Where Kathleen adores the minuette, the Ballet Russes and Crepes Suzette, well, Robin loves her rock and roll, a not-dog makes her lose control -- what a crazy pair!

Monday, November 28, 2005

right at home

Robin's post raises an interesting question: When does the strange become normal? When does the weird new place become home? Some people ask themselves this question all their lives; some people never ask it, never straying very far from where they were born. I fall into the middle of those two extremes. Places I have lived more than a few months are: Rural Connecticut, New York City (Morningside Heights), Hong Kong, Chapel Hill, N.C., Raleigh N.C., and New York City again(Cobble Hill, Brooklyn). Not a very exhaustive list, actually. When I was little I wanted to go everywhere, to spend a few years living in every place I could think of. This idea seems less attractive to me now.

I know what Robin means about waking up and being confused about where you are. I miss my little stone house terribly.
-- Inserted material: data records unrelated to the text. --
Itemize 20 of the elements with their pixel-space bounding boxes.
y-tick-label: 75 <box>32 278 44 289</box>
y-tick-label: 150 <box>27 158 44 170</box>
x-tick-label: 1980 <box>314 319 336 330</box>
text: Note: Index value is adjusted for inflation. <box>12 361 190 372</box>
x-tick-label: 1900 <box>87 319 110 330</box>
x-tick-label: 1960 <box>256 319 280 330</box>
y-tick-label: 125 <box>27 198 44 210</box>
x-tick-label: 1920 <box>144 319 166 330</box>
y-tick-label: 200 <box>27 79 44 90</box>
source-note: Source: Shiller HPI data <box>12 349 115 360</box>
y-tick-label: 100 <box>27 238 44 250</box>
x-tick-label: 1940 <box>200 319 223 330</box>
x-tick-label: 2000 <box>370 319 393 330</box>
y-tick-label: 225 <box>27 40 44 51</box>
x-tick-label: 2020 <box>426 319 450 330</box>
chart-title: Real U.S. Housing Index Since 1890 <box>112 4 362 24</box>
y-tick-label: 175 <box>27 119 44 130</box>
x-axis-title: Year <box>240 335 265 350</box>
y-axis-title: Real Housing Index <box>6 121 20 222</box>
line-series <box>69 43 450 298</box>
The renovated kitchen that I still hate to think about, for it makes me sad. The peaceful back yard where the dog would roam as I sat on the stone steps warmed by the sun. The first place I lived in that I ever owned, and perhaps the last if NY-area real estate prices don't moderate. It was home in such a profound way. Seven years. I truly expected to grow old and die there, in that house, surrounded by a lifetime of memories. For what would ever be worth leaving it for?

Oh, how life can surprise you.

For the odd thing is, of all the places on the list above, the only place where I ever truly felt at home was New York. And I feel that way again; memory did not deceive me on this score. This is home: cold in winter, stinky in summer, grumpy, difficult, too expensive, full of surly, sidewalk-spitting people and stirring sights and an atmosphere dense with possibilities both bad and good.

You give up so much living here; rationally it makes no sense. Sometimes when the city seems particularly irritating, full of people whose only purpose in life seems to be to enrage me, I fantasize about chucking it all and moving back to Raleigh. Of course, we could not get our house back. We would have to live somewhere else, but I am sure it would be OK. We could be rehired at our former employers, I am confident; we burned no bridges there. It would be warm and pleasant and easy; everyone would understand our explanations of why we came back. "New York was great, but it's just too crazy."

My fantasy fades to black at that point, as it has to. It's just something to think about, to feel better, the way one imagines winning $5 million in the lottery and never worrying about money again. North Carolina in retrospect was like Arcadia: Easy, dreamy, peaceful, no real worries, so I had to make up fake ones, because the human mind cannot exist without worries. An idyll. But like all perfect worlds, exacting a price in tedium.